Screenshot Steam Greenlight

Veröffentlichte Spiele auf Steam Greenlight, April 2013 (Screenshot: Valve Corporation)

Hierbei geht es darum, das eigene Spiel einem großen Publikum an Interessierten vorzustellen. Das Publikum entscheidet aufgrund der gegebenen Informationen, ob sie grundsätzlich bereit wären das Spiel zu kaufen. Und genau hier kommt dann auch das große Problem: Spieler entscheiden aus dem Bauch heraus auf Grundlage von Bildern, vielleicht einem Trailer-Video, vielleicht dem dazugehörigen Text.

Das System funktioniert bei einem Spiel, von dem man weiß, was es grundsätzlich bieten soll.

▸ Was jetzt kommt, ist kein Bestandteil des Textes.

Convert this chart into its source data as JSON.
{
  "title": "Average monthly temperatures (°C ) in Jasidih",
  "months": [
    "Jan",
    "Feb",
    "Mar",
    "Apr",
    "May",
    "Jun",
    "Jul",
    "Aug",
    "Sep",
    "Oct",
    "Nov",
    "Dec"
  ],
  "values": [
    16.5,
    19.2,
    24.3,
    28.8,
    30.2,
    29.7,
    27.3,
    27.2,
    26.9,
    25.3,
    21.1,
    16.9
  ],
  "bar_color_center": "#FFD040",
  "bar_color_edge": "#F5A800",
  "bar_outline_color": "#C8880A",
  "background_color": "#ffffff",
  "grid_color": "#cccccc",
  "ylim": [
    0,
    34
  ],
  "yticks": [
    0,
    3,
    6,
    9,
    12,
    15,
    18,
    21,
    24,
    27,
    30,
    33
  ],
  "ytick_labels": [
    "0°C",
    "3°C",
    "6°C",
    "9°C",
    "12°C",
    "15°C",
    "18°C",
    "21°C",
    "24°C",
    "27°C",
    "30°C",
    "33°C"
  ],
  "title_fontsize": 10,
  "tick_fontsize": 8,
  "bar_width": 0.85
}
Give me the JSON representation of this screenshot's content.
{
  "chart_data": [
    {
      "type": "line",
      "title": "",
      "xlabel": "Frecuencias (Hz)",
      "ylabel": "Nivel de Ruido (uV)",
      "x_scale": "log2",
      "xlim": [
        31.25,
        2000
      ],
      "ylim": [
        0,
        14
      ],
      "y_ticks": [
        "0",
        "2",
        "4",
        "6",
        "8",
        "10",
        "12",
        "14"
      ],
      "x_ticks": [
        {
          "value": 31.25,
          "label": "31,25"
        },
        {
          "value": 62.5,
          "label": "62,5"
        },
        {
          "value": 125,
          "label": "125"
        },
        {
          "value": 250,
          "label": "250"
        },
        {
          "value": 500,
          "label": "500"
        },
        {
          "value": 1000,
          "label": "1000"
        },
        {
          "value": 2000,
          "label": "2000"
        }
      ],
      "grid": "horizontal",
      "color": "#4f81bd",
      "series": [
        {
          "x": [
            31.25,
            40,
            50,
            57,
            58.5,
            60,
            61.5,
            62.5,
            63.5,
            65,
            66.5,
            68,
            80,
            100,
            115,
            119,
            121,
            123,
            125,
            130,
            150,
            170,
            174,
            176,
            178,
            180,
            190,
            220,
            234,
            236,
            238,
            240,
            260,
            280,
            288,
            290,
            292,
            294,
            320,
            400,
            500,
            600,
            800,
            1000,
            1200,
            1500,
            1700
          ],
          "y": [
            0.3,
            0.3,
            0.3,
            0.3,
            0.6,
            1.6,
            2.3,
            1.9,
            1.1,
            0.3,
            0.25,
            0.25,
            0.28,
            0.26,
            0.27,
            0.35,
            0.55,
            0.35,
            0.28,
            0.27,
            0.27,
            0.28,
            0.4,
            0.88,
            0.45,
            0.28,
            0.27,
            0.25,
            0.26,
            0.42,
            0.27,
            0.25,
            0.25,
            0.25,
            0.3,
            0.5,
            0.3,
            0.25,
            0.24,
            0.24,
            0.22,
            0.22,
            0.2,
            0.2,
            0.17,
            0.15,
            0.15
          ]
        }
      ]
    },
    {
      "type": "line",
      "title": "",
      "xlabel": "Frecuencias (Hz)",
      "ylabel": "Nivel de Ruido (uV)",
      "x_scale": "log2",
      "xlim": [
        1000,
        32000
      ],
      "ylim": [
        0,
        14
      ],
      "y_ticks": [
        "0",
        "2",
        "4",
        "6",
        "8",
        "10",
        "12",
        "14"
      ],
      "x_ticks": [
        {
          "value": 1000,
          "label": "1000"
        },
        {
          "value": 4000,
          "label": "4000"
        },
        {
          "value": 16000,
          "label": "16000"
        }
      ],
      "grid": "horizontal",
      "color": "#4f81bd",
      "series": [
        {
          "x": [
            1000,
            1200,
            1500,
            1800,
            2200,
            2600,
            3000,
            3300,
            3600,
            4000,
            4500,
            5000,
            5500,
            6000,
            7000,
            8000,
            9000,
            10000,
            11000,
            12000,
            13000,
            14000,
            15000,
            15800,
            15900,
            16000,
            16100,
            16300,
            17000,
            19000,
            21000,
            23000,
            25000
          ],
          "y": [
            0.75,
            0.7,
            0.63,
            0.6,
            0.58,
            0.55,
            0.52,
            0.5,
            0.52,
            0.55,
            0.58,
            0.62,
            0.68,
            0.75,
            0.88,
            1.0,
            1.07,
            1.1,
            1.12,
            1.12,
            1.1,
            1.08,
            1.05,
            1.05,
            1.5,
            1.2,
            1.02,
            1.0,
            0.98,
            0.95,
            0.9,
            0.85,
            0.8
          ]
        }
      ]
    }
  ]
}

Bei einem bereits etablierten Projekt. Bei einem Indie-Spiel kann sich jedoch grundsätzlich Alles und Nichts hinter den gegebenen Informationen verbergen. Es kann sein, dass der Entwickler einfach nicht in der Lage ist das Spiel richtig zu beschreiben. Es kann aber auch sein, dass der Entwickler schlicht und ergreifend Unwahrheiten erzählt oder Features besonders hervorhebt, die im eigentlich Spiel nur eine untergeordnete Rolle spielen aber gerade in Mode sind, um sich durch das System zu mogeln. Die einzigen, die das bei einem nicht veröffentlichten Spiel überprüfen könnten, sind letztlich die Entwickler selbst.

Hinzu kommt eine Medien-Macht, die dafür sorgt, dass einige Titel mehr Aufmerksamkeit erhalten als andere. Im Grunde geht es hierbei um Werbung. Aktuell befinden sich über 1.000 Einsendungen im Greenlight-Programm. Die wenigsten werden sich die Zeit nehmen diese alle durchzuklicken und auf Qualität zu überprüfen. Stattdessen schaut man sich die Ausnahmen an, von denen man schon mal irgendwo gehört hat. Überspitzt könnte man behaupten: Die Reichen werden reicher, die Armen werden ärmer – denn wer bereits eine große Fanbase besitzt hat natürlich eine größere Chance erfolgreich durch das Greenlight-Programm zu kommen als jemand mit einer guten Idee, von dem allerdings noch niemand jemals etwas gehört hat.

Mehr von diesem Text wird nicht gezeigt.